10La substitution est variable, totale ou partielle, étendue ou restreinte, selon que l’autre femme s’occupe de l’enfant à la place de sa mère ou en alternance avec celle-ci, selon qu’elle assume seule la garde de l’enfant ou la partage avec un tiers, en l’occurrence un conjoint. La situation décrite par Sarah Kofman évolue vers le paradoxe déchirant d’une absence in praesentia. La mère et l’enfant sont hébergées ensemble par « la dame de la rue Labat » (Kofman, 1994, p. 39). Si au début, Sarah continue de « vivre avec [s]a mère » (p. 43), elle passe rapidement sous l’autorité de mémé, laissant Mme Kofman assister, impuissante, à sa propre destitution : « […] ma mère […] dans la pièce à côté, ne participait en rien à notre vie » (p. 59)3.

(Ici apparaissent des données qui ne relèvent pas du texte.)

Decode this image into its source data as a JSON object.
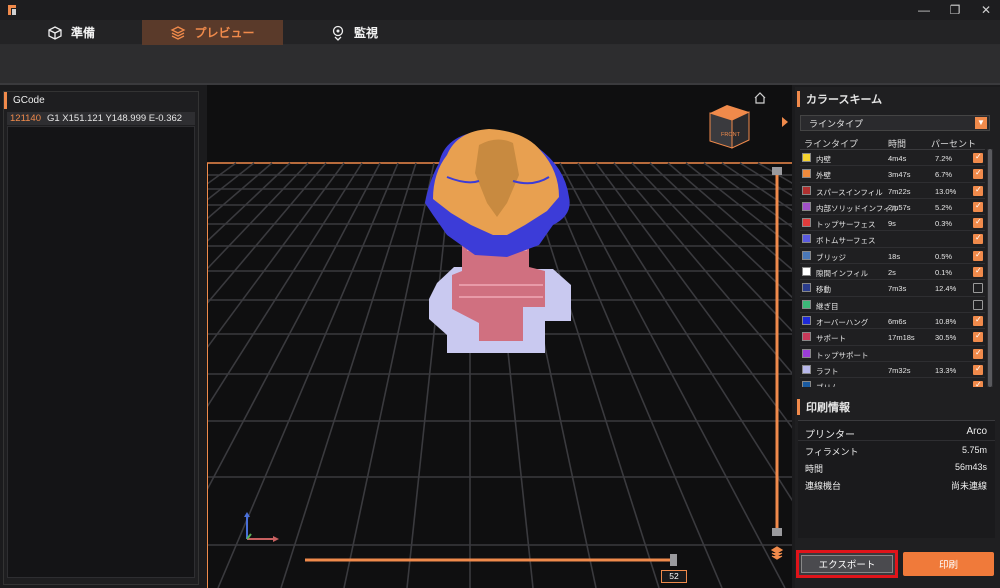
{
  "window": {
    "minimize": "—",
    "restore": "❐",
    "close": "✕"
  },
  "tabs": [
    {
      "label": "準備",
      "icon": "cube-outline-icon"
    },
    {
      "label": "プレビュー",
      "icon": "layers-icon"
    },
    {
      "label": "監視",
      "icon": "location-pin-icon"
    }
  ],
  "gcode": {
    "title": "GCode",
    "line_number": "121140",
    "line_text": "G1 X151.121 Y148.999 E-0.362"
  },
  "viewcube": {
    "label": "FRONT"
  },
  "layer_slider": {
    "current_layer": "52"
  },
  "color_scheme": {
    "title": "カラースキーム",
    "selected": "ラインタイプ",
    "headers": {
      "type": "ラインタイプ",
      "time": "時間",
      "percent": "パーセント"
    },
    "rows": [
      {
        "name": "内壁",
        "time": "4m4s",
        "percent": "7.2%",
        "color": "#f5d430",
        "checked": true
      },
      {
        "name": "外壁",
        "time": "3m47s",
        "percent": "6.7%",
        "color": "#f08a3c",
        "checked": true
      },
      {
        "name": "スパースインフィル",
        "time": "7m22s",
        "percent": "13.0%",
        "color": "#b03030",
        "checked": true
      },
      {
        "name": "内部ソリッドインフィル",
        "time": "2m57s",
        "percent": "5.2%",
        "color": "#a050c8",
        "checked": true
      },
      {
        "name": "トップサーフェス",
        "time": "9s",
        "percent": "0.3%",
        "color": "#e03c3c",
        "checked": true
      },
      {
        "name": "ボトムサーフェス",
        "time": "",
        "percent": "",
        "color": "#5a5ae0",
        "checked": true
      },
      {
        "name": "ブリッジ",
        "time": "18s",
        "percent": "0.5%",
        "color": "#4a78b8",
        "checked": true
      },
      {
        "name": "隙間インフィル",
        "time": "2s",
        "percent": "0.1%",
        "color": "#ffffff",
        "checked": true
      },
      {
        "name": "移動",
        "time": "7m3s",
        "percent": "12.4%",
        "color": "#2a3c8c",
        "checked": false
      },
      {
        "name": "継ぎ目",
        "time": "",
        "percent": "",
        "color": "#3cb878",
        "checked": false
      },
      {
        "name": "オーバーハング",
        "time": "6m6s",
        "percent": "10.8%",
        "color": "#1e2ad8",
        "checked": true
      },
      {
        "name": "サポート",
        "time": "17m18s",
        "percent": "30.5%",
        "color": "#c83a5a",
        "checked": true
      },
      {
        "name": "トップサポート",
        "time": "",
        "percent": "",
        "color": "#9b3cd8",
        "checked": true
      },
      {
        "name": "ラフト",
        "time": "7m32s",
        "percent": "13.3%",
        "color": "#b8b8ea",
        "checked": true
      },
      {
        "name": "ブリム",
        "time": "",
        "percent": "",
        "color": "#1a5aa0",
        "checked": true
      }
    ]
  },
  "print_info": {
    "title": "印刷情報",
    "printer_label": "プリンター",
    "printer_value": "Arco",
    "filament_label": "フィラメント",
    "filament_value": "5.75m",
    "time_label": "時間",
    "time_value": "56m43s",
    "link_label": "連線機台",
    "link_value": "尚未連線"
  },
  "buttons": {
    "export": "エクスポート",
    "print": "印刷"
  },
  "colors": {
    "accent": "#f08a4b",
    "export_highlight": "#e0141a"
  }
}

11La « petite » de la nouvelle de Régine Robin est confiée « tous les jours », (Robin, [1995] 1996, p. 73) à Juliette, laquelle l’héberge également la nuit lorsque le danger s’accroit. La fillette de la trilogie mémorielle d’Esther Orner est recueillie par un ménage. Notons cependant que l’évocation du personnage féminin du couple est plus développée que celle de l’homme. Seule, la mère d’accueil est singularisée par un prénom et une initiale de nom de famille, Maria A., et des parties de sa biographie sont dévoilées (Orner, 2003, chap. 14). Elle intervient aussi systématiquement dans l’éducation de l’enfant, à laquelle elle transmet des règles de vie et des jugements de valeur. Le père d’accueil demeure anonyme. Les visites hebdomadaires des parents cessent après leur arrestation. La fillette est alors entièrement à la charge de sa famille d’accueil.

12Les motivations des adultes secourables diffèrent d’une histoire à l’autre. Juliette offre ses services contre rémunération, « moyennant une somme modeste » (Robin, [1995] 1996, p. 73). Maria A. et son conjoint répondent aux sollicitations d’un réseau de résistance (Orner, 2003, p. 17-18). Quant à mémé, elle semble agir par sympathie (Kofman, 1994, p. 39-40). L’enfant cachée est l’objet de transactions financières, politiques, affectives qui sont contractées entre adultes.

13Notons, enfin, que tous ces substituts féminins se distinguent entre eux par l’âge et le rang générationnel. Juliette paraît être une jeune femme, occupant auprès de l’enfant une position de sœur aînée ou de jeune tante (on pense à la jeune tante que Perec évoque dans W ou le souvenir d’enfance). La « dame de la rue Labat », veuve et mère d’un fils adulte lui-même déjà marié, appartient à la génération des grands-parents, ce qu’elle confirme en exigeant d’être appelée « mémé » par Sarah (Kofman, 1994, p. 47). En revanche, sur l’échelle générationnelle, Maria A. et son conjoint, adultes sans enfant, ont un authentique rang parental. La fillette passe pour la fille de la sœur de Maria et s’adresse à la « dame » et au « monsieur » en les appelant « mon oncle » et « ma tante » (Orner, 2003, p. 76).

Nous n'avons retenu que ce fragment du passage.